There is, to be sure, a qualitative difference between the academy and the government bureau or the editorial staff. The university is still commit
ted to the ideology of freedom, and many professors try hard and honestly to live by it. If the intellectual cannot subsist independently, off his work or his relatives, the academy is usually his best bet. But no one who has a live sense of what the literary life has been and might still be, in either Europe or this country, can accept the notion that the academy is the natural home of intellect. What seems so unfortunate is that the whole idea of independence is losing its traditional power. Scientists are bound with chains of official secrecy; sociologists compete for government research chores; foundations become indifferent to solitary writers and delight in “teams”; the possibility of living in decent poverty from moderately serious literary journalism becomes more and more remote. Compromises are no doubt necessary, but they had better be recognized for what they are.

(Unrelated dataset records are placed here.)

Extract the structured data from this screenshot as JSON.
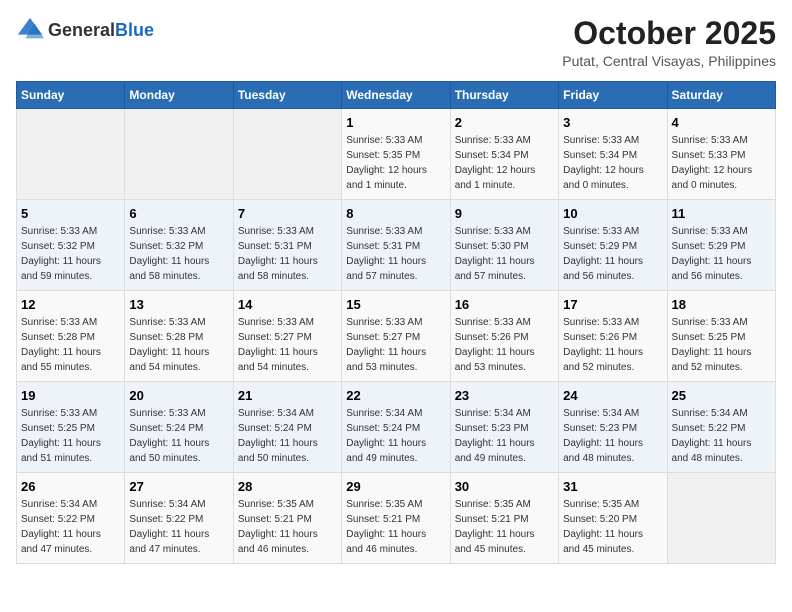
{
  "logo": {
    "text_general": "General",
    "text_blue": "Blue"
  },
  "title": "October 2025",
  "location": "Putat, Central Visayas, Philippines",
  "days_of_week": [
    "Sunday",
    "Monday",
    "Tuesday",
    "Wednesday",
    "Thursday",
    "Friday",
    "Saturday"
  ],
  "weeks": [
    [
      {
        "day": "",
        "info": ""
      },
      {
        "day": "",
        "info": ""
      },
      {
        "day": "",
        "info": ""
      },
      {
        "day": "1",
        "info": "Sunrise: 5:33 AM\nSunset: 5:35 PM\nDaylight: 12 hours\nand 1 minute."
      },
      {
        "day": "2",
        "info": "Sunrise: 5:33 AM\nSunset: 5:34 PM\nDaylight: 12 hours\nand 1 minute."
      },
      {
        "day": "3",
        "info": "Sunrise: 5:33 AM\nSunset: 5:34 PM\nDaylight: 12 hours\nand 0 minutes."
      },
      {
        "day": "4",
        "info": "Sunrise: 5:33 AM\nSunset: 5:33 PM\nDaylight: 12 hours\nand 0 minutes."
      }
    ],
    [
      {
        "day": "5",
        "info": "Sunrise: 5:33 AM\nSunset: 5:32 PM\nDaylight: 11 hours\nand 59 minutes."
      },
      {
        "day": "6",
        "info": "Sunrise: 5:33 AM\nSunset: 5:32 PM\nDaylight: 11 hours\nand 58 minutes."
      },
      {
        "day": "7",
        "info": "Sunrise: 5:33 AM\nSunset: 5:31 PM\nDaylight: 11 hours\nand 58 minutes."
      },
      {
        "day": "8",
        "info": "Sunrise: 5:33 AM\nSunset: 5:31 PM\nDaylight: 11 hours\nand 57 minutes."
      },
      {
        "day": "9",
        "info": "Sunrise: 5:33 AM\nSunset: 5:30 PM\nDaylight: 11 hours\nand 57 minutes."
      },
      {
        "day": "10",
        "info": "Sunrise: 5:33 AM\nSunset: 5:29 PM\nDaylight: 11 hours\nand 56 minutes."
      },
      {
        "day": "11",
        "info": "Sunrise: 5:33 AM\nSunset: 5:29 PM\nDaylight: 11 hours\nand 56 minutes."
      }
    ],
    [
      {
        "day": "12",
        "info": "Sunrise: 5:33 AM\nSunset: 5:28 PM\nDaylight: 11 hours\nand 55 minutes."
      },
      {
        "day": "13",
        "info": "Sunrise: 5:33 AM\nSunset: 5:28 PM\nDaylight: 11 hours\nand 54 minutes."
      },
      {
        "day": "14",
        "info": "Sunrise: 5:33 AM\nSunset: 5:27 PM\nDaylight: 11 hours\nand 54 minutes."
      },
      {
        "day": "15",
        "info": "Sunrise: 5:33 AM\nSunset: 5:27 PM\nDaylight: 11 hours\nand 53 minutes."
      },
      {
        "day": "16",
        "info": "Sunrise: 5:33 AM\nSunset: 5:26 PM\nDaylight: 11 hours\nand 53 minutes."
      },
      {
        "day": "17",
        "info": "Sunrise: 5:33 AM\nSunset: 5:26 PM\nDaylight: 11 hours\nand 52 minutes."
      },
      {
        "day": "18",
        "info": "Sunrise: 5:33 AM\nSunset: 5:25 PM\nDaylight: 11 hours\nand 52 minutes."
      }
    ],
    [
      {
        "day": "19",
        "info": "Sunrise: 5:33 AM\nSunset: 5:25 PM\nDaylight: 11 hours\nand 51 minutes."
      },
      {
        "day": "20",
        "info": "Sunrise: 5:33 AM\nSunset: 5:24 PM\nDaylight: 11 hours\nand 50 minutes."
      },
      {
        "day": "21",
        "info": "Sunrise: 5:34 AM\nSunset: 5:24 PM\nDaylight: 11 hours\nand 50 minutes."
      },
      {
        "day": "22",
        "info": "Sunrise: 5:34 AM\nSunset: 5:24 PM\nDaylight: 11 hours\nand 49 minutes."
      },
      {
        "day": "23",
        "info": "Sunrise: 5:34 AM\nSunset: 5:23 PM\nDaylight: 11 hours\nand 49 minutes."
      },
      {
        "day": "24",
        "info": "Sunrise: 5:34 AM\nSunset: 5:23 PM\nDaylight: 11 hours\nand 48 minutes."
      },
      {
        "day": "25",
        "info": "Sunrise: 5:34 AM\nSunset: 5:22 PM\nDaylight: 11 hours\nand 48 minutes."
      }
    ],
    [
      {
        "day": "26",
        "info": "Sunrise: 5:34 AM\nSunset: 5:22 PM\nDaylight: 11 hours\nand 47 minutes."
      },
      {
        "day": "27",
        "info": "Sunrise: 5:34 AM\nSunset: 5:22 PM\nDaylight: 11 hours\nand 47 minutes."
      },
      {
        "day": "28",
        "info": "Sunrise: 5:35 AM\nSunset: 5:21 PM\nDaylight: 11 hours\nand 46 minutes."
      },
      {
        "day": "29",
        "info": "Sunrise: 5:35 AM\nSunset: 5:21 PM\nDaylight: 11 hours\nand 46 minutes."
      },
      {
        "day": "30",
        "info": "Sunrise: 5:35 AM\nSunset: 5:21 PM\nDaylight: 11 hours\nand 45 minutes."
      },
      {
        "day": "31",
        "info": "Sunrise: 5:35 AM\nSunset: 5:20 PM\nDaylight: 11 hours\nand 45 minutes."
      },
      {
        "day": "",
        "info": ""
      }
    ]
  ]
}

Perhaps something should be said here about “alienation.” Involved, primarily, is a matter of historical fact. During most of the bourgeois epoch, the European intellectuals grew increasingly alienated from the social community because the very ideals that had animated the bourgeois revolution were now being violated by bourgeois society; their “alienation” was prompted not by bohemian willfulness or socialist dogmatism but by a loyalty to Liberty, Fraternity, Equality, or to a vision of a preindustrial society that, by a trick of history, came pretty much to resemble Liberty, Fraternity, Equality. Just as it was the triumph of capitalism which largely caused this sense of estrangement, so it was the expansion of capitalism that allowed the intellectuals enough freedom to express it. As Philip Rahv has put it: “During the greater part of the bourgeois epoch . . . [writers] preferred alienation from the community to alienation from themselves.” Precisely this choice made possible their strength and boldness, precisely this “lack of roots” gave them their speculative power. Almost always, the talk one hears these days about “the need for roots” veils a desire to compromise the tradition of intellectual independence, to seek in a nation or religion or party a substitute for the tenacity one should find in oneself. Isaac Rosenfeld’s remark that “the ideal society . . . cannot afford to include many deeply rooted individuals” is not merely a clever mot but an important observation.